Lean Six Sigma
In short, what sets Lean Six Sigma apart from its individual components is the recognition that you cannot do "just quality" or "just speed," you need the balanced process that can help an organization to focus on improving service quality, as defined by the customer within a set time limit.
Lean Six Sigma for services is a business improvement methodology that maximizes shareholder value by achieving the fastest rate of improvement in customer satisfaction, cost, quality, process speed, and invested capital. The fusion of Lean and Six Sigma improvement methods is required because:
- Lean cannot bring a process under statistical control
- Six Sigma alone cannot dramatically improve process speed or reduce invested capital
- Both enable the reduction of the cost of complexity
Here is a quick view of how Lean and Six Sigma can complement one another:
Lean:
- Focuses on maximizing process velocity
- Provides tools for analyzing process flow and delay times at each activity in a process
- Centers on the separation of "value-added" from "non-value-added" work with tools to eliminate the root causes of non-valued activities and their cost
- Provides a means for quantifying and eliminating the cost of complexity
- The 8 types of waste / non-value added work (‘Muda’)

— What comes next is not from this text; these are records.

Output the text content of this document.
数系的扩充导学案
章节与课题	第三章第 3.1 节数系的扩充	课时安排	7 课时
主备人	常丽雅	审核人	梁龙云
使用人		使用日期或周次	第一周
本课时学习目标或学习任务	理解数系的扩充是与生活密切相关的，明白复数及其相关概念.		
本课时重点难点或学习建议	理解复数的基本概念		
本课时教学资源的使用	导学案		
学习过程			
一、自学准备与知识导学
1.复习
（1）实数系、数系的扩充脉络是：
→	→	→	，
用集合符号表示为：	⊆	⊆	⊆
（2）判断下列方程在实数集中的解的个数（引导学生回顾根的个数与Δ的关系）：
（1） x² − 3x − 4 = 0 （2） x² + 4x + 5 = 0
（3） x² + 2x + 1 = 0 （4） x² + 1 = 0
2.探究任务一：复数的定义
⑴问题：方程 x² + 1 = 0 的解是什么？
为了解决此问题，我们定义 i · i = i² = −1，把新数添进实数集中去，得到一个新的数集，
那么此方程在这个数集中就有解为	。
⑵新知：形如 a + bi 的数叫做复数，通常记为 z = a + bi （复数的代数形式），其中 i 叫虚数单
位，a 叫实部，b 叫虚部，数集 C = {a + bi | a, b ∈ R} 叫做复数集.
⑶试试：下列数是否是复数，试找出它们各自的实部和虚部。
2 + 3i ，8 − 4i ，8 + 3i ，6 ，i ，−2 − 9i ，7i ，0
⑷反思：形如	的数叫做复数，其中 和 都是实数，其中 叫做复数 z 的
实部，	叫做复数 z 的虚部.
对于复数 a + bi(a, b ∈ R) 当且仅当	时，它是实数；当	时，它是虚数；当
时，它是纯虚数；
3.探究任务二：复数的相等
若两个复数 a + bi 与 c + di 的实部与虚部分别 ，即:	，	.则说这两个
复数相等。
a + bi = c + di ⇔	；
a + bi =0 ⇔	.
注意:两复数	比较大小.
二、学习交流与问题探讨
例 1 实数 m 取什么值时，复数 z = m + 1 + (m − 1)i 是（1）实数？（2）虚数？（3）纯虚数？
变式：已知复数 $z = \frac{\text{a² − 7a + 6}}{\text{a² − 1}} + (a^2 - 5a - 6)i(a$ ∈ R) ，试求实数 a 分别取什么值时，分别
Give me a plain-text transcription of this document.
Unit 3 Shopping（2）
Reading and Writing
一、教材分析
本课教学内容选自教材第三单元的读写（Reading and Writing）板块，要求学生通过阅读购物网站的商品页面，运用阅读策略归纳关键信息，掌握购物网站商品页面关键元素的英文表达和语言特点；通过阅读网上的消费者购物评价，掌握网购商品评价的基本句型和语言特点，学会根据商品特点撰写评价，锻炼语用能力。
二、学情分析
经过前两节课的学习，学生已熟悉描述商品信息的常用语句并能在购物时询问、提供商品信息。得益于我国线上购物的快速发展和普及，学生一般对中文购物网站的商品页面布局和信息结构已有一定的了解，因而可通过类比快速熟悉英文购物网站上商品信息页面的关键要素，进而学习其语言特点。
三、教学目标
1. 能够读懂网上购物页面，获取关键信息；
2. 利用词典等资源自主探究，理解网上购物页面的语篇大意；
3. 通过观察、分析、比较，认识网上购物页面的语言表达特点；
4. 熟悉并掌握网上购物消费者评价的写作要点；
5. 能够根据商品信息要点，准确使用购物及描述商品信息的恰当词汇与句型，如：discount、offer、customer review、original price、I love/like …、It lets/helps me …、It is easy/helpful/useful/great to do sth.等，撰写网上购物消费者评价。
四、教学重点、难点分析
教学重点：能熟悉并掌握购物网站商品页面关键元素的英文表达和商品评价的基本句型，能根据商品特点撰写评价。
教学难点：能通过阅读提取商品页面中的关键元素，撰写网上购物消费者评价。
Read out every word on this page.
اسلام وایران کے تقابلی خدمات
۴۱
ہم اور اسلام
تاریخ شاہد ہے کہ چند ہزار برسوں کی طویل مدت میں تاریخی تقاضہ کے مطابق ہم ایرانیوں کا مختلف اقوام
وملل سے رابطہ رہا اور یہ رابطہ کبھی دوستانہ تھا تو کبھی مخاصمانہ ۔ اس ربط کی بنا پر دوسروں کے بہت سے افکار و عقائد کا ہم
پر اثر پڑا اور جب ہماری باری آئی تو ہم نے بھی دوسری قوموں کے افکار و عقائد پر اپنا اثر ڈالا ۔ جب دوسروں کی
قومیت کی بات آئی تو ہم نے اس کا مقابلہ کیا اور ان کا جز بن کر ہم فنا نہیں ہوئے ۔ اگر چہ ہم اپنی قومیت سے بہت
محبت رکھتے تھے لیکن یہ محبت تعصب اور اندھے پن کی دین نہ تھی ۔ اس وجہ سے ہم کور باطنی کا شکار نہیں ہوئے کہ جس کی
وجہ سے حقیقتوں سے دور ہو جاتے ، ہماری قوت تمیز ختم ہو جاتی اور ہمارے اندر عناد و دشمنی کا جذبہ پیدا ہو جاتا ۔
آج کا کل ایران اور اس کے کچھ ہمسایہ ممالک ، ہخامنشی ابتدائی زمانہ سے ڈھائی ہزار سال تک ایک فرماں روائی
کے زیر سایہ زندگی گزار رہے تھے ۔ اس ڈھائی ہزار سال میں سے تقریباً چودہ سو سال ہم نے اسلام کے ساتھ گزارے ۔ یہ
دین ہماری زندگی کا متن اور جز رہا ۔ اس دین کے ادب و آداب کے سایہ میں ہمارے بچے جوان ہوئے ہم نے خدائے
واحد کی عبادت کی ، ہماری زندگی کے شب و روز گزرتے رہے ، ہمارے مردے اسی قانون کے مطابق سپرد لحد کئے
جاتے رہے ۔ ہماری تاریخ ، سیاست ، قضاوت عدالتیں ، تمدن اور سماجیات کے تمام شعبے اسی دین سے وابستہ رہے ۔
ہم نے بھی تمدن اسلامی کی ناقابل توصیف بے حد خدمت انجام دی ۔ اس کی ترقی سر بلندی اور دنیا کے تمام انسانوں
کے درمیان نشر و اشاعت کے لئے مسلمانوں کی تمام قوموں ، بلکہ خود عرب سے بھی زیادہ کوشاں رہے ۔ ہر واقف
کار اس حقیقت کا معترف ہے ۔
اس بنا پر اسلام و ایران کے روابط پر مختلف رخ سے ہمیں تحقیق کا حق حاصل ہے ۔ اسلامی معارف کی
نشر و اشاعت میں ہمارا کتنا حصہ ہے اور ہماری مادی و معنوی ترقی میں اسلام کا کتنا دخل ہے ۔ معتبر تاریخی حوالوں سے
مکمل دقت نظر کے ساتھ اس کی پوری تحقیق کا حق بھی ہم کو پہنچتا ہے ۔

- Wasted human talent – Damage to people
- Defects – "Stuff" that’s not right & needs fixing
- Inventory - "Stuff" waiting to be worked
- Overproduction – "Stuff" too much/too early
- Waiting Time – People waiting for "Stuff" to arrive
- Motion – Unnecessary human movement
- Transportation – Moving people & "Stuff"
- Processing Waste – "Stuff" we have to do that doesn’t add value to the product or service we are supposed to be producing.
Six Sigma:
- Emphasizes the need to recognize opportunities and eliminate defects as defined by customers
- Recognizes that variation hinders our ability to reliably deliver high quality service
- Requires data driven decisions and incorporates a comprehensive set of quality tools under a powerful framework for effective problem solving
- Provides a highly prescriptive cultural infrastructure effective in obtaining sustainable results
- When implemented correctly, promises and delivers $500,000+ of improved operating profit per Black Belt per year (a hard dollar figure many companies consistently achieve)
In short, what sets Lean Six Sigma apart from its individual components is the recognition that you cannot do "just quality" or "just speed," you need a balanced process that can help an organization focus on improving service quality, as defined by the customer within a set time limit.